Successful orthognathic surgery requires the cooperation of the oral/maxillofacial surgeon, orthodontist and general dentist. Other specialists may include periodontists, prosthodontists, endodontists, neurosurgeons, ophthalmologist, otolaryngologists, plastic surgeons and speech pathologist. These professionals will work as a team to provide the diagnosis, treatment plan and actual execution of the treatment, treatment plan and actual execution of the treatment.




Temporomandibular joint and muscle disorders, commonly called "TMJ," are a group of conditions that cause pain and dysfunction in the jaw joint and the muscles that control jaw movement. We don’t know for certain how many people have TMJ disorders, but some estimates suggest that over 10 million Americans are affected. The condition appears to be more common in women than men.
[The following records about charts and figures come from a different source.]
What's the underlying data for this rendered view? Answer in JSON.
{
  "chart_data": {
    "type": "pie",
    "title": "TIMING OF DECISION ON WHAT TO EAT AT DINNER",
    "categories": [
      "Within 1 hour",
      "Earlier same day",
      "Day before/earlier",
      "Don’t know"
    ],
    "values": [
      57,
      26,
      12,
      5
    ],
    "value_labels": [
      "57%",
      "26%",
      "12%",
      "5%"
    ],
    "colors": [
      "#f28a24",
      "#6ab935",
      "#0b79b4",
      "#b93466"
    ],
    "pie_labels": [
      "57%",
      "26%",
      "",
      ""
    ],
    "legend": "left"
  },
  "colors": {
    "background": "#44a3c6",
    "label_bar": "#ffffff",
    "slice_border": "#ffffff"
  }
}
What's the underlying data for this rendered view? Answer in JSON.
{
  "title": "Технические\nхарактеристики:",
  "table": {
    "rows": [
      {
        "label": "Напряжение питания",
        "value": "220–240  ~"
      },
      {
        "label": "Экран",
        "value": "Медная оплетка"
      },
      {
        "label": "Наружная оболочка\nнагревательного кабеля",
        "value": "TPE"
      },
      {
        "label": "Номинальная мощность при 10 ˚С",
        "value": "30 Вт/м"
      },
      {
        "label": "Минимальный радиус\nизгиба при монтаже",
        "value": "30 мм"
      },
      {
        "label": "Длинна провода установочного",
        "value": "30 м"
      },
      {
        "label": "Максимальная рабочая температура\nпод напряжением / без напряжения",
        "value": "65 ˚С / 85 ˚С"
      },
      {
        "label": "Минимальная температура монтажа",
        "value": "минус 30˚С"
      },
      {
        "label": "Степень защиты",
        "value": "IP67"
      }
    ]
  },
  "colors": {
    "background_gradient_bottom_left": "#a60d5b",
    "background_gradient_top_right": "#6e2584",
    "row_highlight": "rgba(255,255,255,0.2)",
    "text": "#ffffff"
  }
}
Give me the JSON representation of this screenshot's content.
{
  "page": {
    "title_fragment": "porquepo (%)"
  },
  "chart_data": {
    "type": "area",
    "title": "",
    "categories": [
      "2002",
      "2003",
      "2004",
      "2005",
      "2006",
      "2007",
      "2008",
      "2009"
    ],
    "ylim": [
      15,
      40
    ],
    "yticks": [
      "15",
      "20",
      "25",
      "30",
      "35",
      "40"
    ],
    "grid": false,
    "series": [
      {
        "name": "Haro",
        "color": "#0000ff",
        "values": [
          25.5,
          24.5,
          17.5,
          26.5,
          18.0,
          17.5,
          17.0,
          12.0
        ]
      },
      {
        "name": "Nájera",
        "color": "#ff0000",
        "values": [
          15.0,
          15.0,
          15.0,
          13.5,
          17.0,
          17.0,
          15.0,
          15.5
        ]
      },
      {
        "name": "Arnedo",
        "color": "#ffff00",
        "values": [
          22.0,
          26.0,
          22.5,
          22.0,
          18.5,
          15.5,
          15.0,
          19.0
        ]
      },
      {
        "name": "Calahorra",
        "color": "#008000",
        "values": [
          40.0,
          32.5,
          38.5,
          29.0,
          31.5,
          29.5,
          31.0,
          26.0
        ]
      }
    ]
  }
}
For most people, pain in the area of the jaw joint or muscles does not signal a serious problem. Generally, discomfort from these conditions is occasional and temporary, often occurring in cycles. The pain eventually goes away with little or no treatment. Some people, however, develop significant, long-term symptoms.











The temporomandibular joint connects the lower jaw, called the mandible, to the bone at the side of the head—the temporal bone. If you place your fingers just in front of your ears and open your mouth, you can feel the joints. Because these joints are flexible, the jaw can move smoothly up and down and side to side, enabling us to talk, chew and yawn. Muscles attached to and surrounding the jaw joint control its position and movement.

When we open our mouths, the rounded ends of the lower jaw, called condyles, glide along the joint socket of the temporal bone. The condyles slide back to their original position when we close our mouths. To keep this motion smooth, a soft disc lies between the condyle and the temporal bone. This disc absorbs shocks to the jaw joint from chewing and other movements.


Mandibular fractures (broken jaw)
The lower jaw is a frequent site for fractures because of

· accidents
· assaults
· sometimes underlying disease

There are 2 types of fractures:
          · open: The bone is exposed to air inside the mouth or outside the facial skin
          · closed: The bone is completely covered by soft tissue.

Here are the three steps in the repair of most fractures.

1.Reduction of the fracture: Realigning the bony parts in their original anatomic relationship.
2.Fixation of the fracture : Methods and materials are used to hold the bony parts in their correct relationship while healing occurs.

:: Maxillomandibular fixation is the wiring of the jaw shut. Many fractures lend themselves to this treatment. When the upper dentition is good and the upper jaw is stable this allows the upper jaw to act as a cast for the lower jaw while it heals.
:: Internal fixation is the use of wires and or screws and plates to hold the bony segments in their correct relationship. This hardware may be applied inside the mouth or outside the mouth depending upon the ituation.
:: External fixation is the use surgical pins that are placed in the bony fragments and a external frame is placed between the pins to fix the bony fragments in their proper orientation.

3.Healing and Rehabilitation: This is the time that is allowed for healing and for
physical therapy. Adequate nutrition and rest, avoiding alcohol and, tobacco is very important.